Results indicated that women receiving chemotherapy and hormone therapy had a 91% chance of remaining cancer-free in the breast, and a 93% chance of having no signs of cancer recurrence elsewhere in the body within five years. The different chemotherapy combinations were associated with a higher-than-90% likelihood of no cancer recurrence at a distant site, with the exception of the CMF regimen (cyclophosphamide / methotrexate / 5-fluorouracil), which had a likelihood of 88.5%.
However, if on hormone therapy alone, the likelihood of no cancer recurrence in a different region of the body within the same period was reduced to 78.8%.
Estimations of cancer recurrence within nine years followed the same trend, with women receiving chemotherapy together with hormone therapy expected to have higher chances of remaining cancer-free (86.8%) compared to those treated with hormone therapy alone (65.4%).
“These findings were highly consistent with a comparable population with ERBB2 [HER2]-negative disease in the B20 trial,” the investigators wrote. B20 had shown that, unlike women with low recurrence scores (0–10), those with high scores (26 or more) could benefit from add-on chemotherapy.
Previous TAILORx findings had supported the usefulness of the Oncotype DX test to identify patients more likely to respond well to treatment. Women with an intermediate risk score (11–25) showed no benefit from adding chemo to hormone therapy, meaning that they can be spared from this aggressive treatment. More recent data showed that adding an assessment of a woman’s clinical risk to the Oncotype DX score may spare more young women from undergoing chemotherapy after surgery.

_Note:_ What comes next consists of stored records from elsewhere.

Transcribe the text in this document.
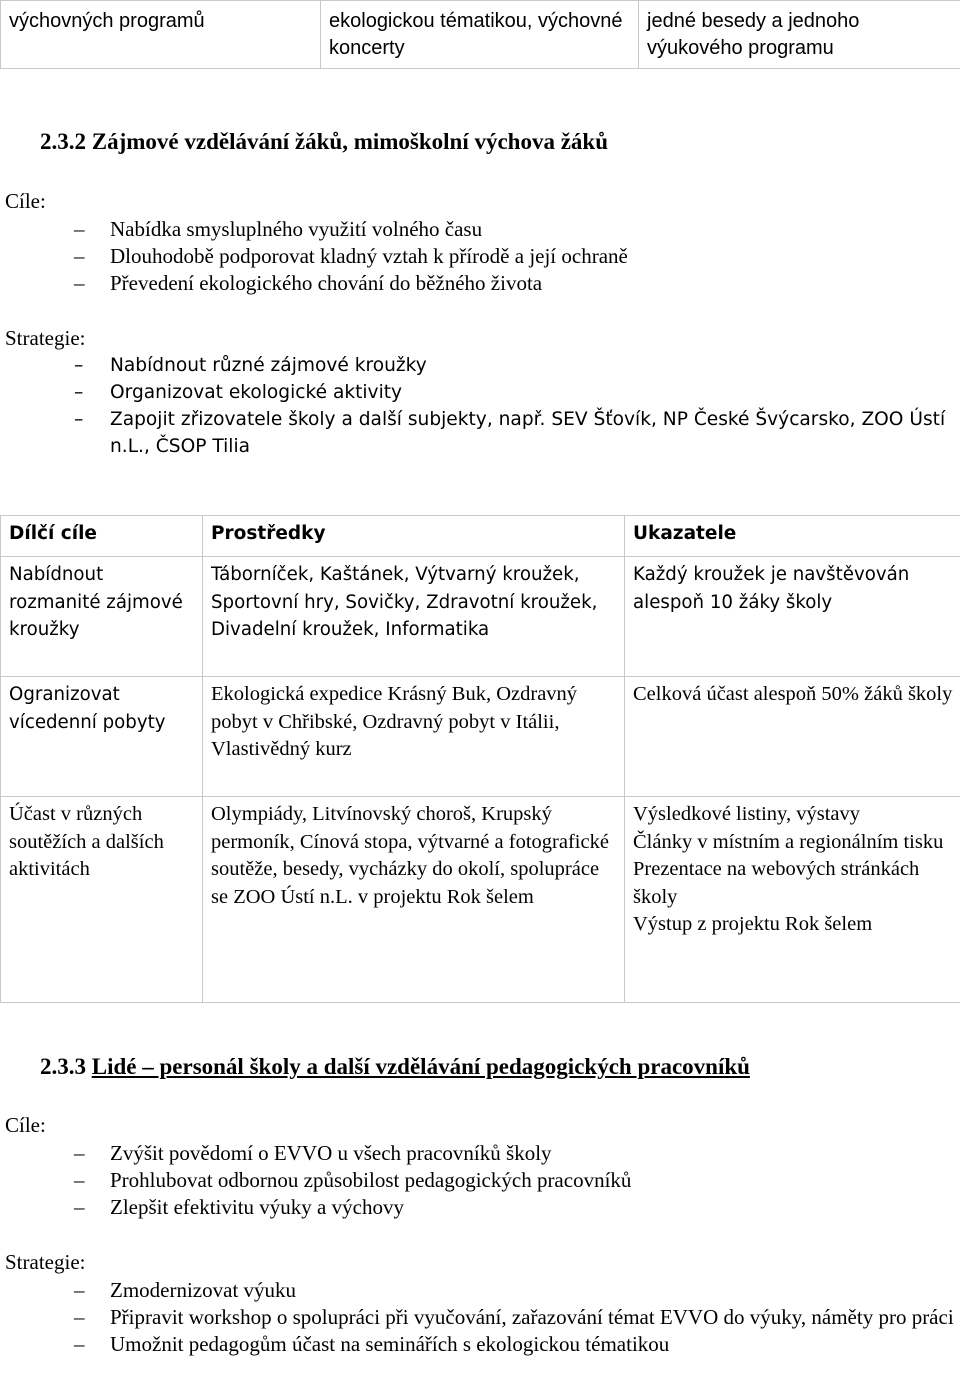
výchovných programů	ekologickou tématikou, výchovné koncerty	jedné besedy a jednoho výukového programu
2.3.2 Zájmové vzdělávání žáků, mimoškolní výchova žáků
Cíle:
– Nabídka smysluplného využití volného času
– Dlouhodobě podporovat kladný vztah k přírodě a její ochraně
– Převedení ekologického chování do běžného života
Strategie:
– Nabídnout různé zájmové kroužky
– Organizovat ekologické aktivity
– Zapojit zřizovatele školy a další subjekty, např. SEV Šťovík, NP České Švýcarsko, ZOO Ústí n.L., ČSOP Tilia
Dílčí cíle	Prostředky	Ukazatele
Nabídnout rozmanité zájmové kroužky	Táborníček, Kaštánek, Výtvarný kroužek, Sportovní hry, Sovičky, Zdravotní kroužek, Divadelní kroužek, Informatika	Každý kroužek je navštěvován alespoň 10 žáky školy
Ogranizovat vícedenní pobyty	Ekologická expedice Krásný Buk, Ozdravný pobyt v Chřibské, Ozdravný pobyt v Itálii, Vlastivědný kurz	Celková účast alespoň 50% žáků školy
Účast v různých soutěžích a dalších aktivitách	Olympiády, Litvínovský choroš, Krupský permoník, Cínová stopa, výtvarné a fotografické soutěže, besedy, vycházky do okolí, spolupráce se ZOO Ústí n.L. v projektu Rok šelem	Výsledkové listiny, výstavy
Články v místním a regionálním tisku
Prezentace na webových stránkách školy
Výstup z projektu Rok šelem
2.3.3 Lidé – personál školy a další vzdělávání pedagogických pracovníků
Cíle:
– Zvýšit povědomí o EVVO u všech pracovníků školy
– Prohlubovat odbornou způsobilost pedagogických pracovníků
– Zlepšit efektivitu výuky a výchovy
Strategie:
– Zmodernizovat výuku
– Připravit workshop o spolupráci při vyučování, zařazování témat EVVO do výuky, náměty pro práci
– Umožnit pedagogům účast na seminářích s ekologickou tématikou
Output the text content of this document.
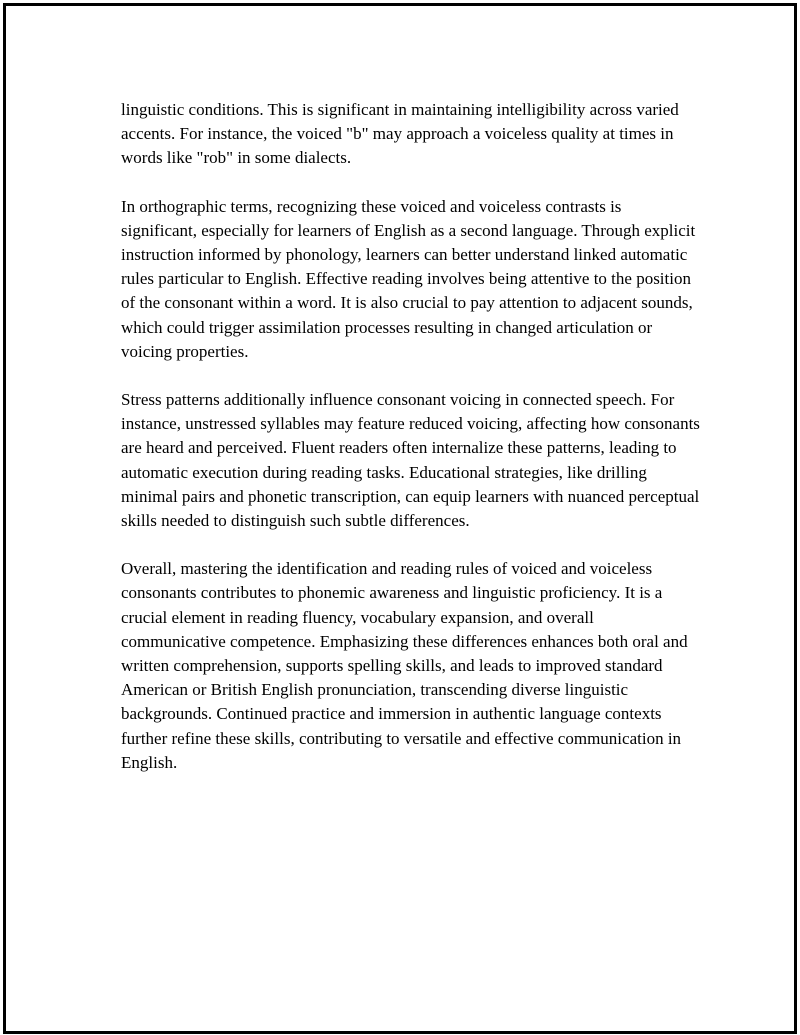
linguistic conditions. This is significant in maintaining intelligibility across varied accents. For instance, the voiced "b" may approach a voiceless quality at times in words like "rob" in some dialects.

In orthographic terms, recognizing these voiced and voiceless contrasts is significant, especially for learners of English as a second language. Through explicit instruction informed by phonology, learners can better understand linked automatic rules particular to English. Effective reading involves being attentive to the position of the consonant within a word. It is also crucial to pay attention to adjacent sounds, which could trigger assimilation processes resulting in changed articulation or voicing properties.

Stress patterns additionally influence consonant voicing in connected speech. For instance, unstressed syllables may feature reduced voicing, affecting how consonants are heard and perceived. Fluent readers often internalize these patterns, leading to automatic execution during reading tasks. Educational strategies, like drilling minimal pairs and phonetic transcription, can equip learners with nuanced perceptual skills needed to distinguish such subtle differences.

Overall, mastering the identification and reading rules of voiced and voiceless consonants contributes to phonemic awareness and linguistic proficiency. It is a crucial element in reading fluency, vocabulary expansion, and overall communicative competence. Emphasizing these differences enhances both oral and written comprehension, supports spelling skills, and leads to improved standard American or British English pronunciation, transcending diverse linguistic backgrounds. Continued practice and immersion in authentic language contexts further refine these skills, contributing to versatile and effective communication in English.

“Last year, TAILORx established the highest level of evidence and unprecedented precision supporting the use of the Oncotype DX Breast Recurrence Score test to guide adjuvant chemotherapy treatment for women with early-stage breast cancer,” Joseph A. Sparano, MD, associate director for clinical research at the Albert Einstein Cancer Center and Montefiore Health System in New York, vice chair of the ECOG-ACRIN Cancer Research Group and lead author of the study, said in a news release.
“This new analysis provides the largest dataset on outcomes in patients with high Recurrence Score results, and confirms the importance of using the test to identify the patients who will receive a significant benefit from adding adjuvant chemotherapy,” Sparano added.
Steven Shak, MD, chief scientific officer of Genomic Health, commented: “We’re pleased to see that the landmark TAILORx trial continues to receive global recognition, as evidenced by this fourth peer-reviewed publication.”
“TAILORx established that the Oncotype DX test definitively identifies the vast majority of women with early-stage breast cancer who receive no benefit from chemotherapy and the important minority for whom chemotherapy can be life-saving. The additional insight from this new analysis is consistent with, and further supports, the conclusion that the Recurrence Score predicts which patients benefit from chemotherapy and which patients do not, giving them the standard of care they deserve,” Shak added.
Over the last few months, data from TAILORx and the Oncotype DX Breast Recurrence Score test have contributed to updates to treatment guidelines from the American Society of Clinical Oncology, the National Comprehensive Cancer Network, ESMO, as well as the new St. Gallen International Breast Cancer Guidelines. The cost of Oncotype DX is now reimbursed in Lombardy (Italy) and Germany.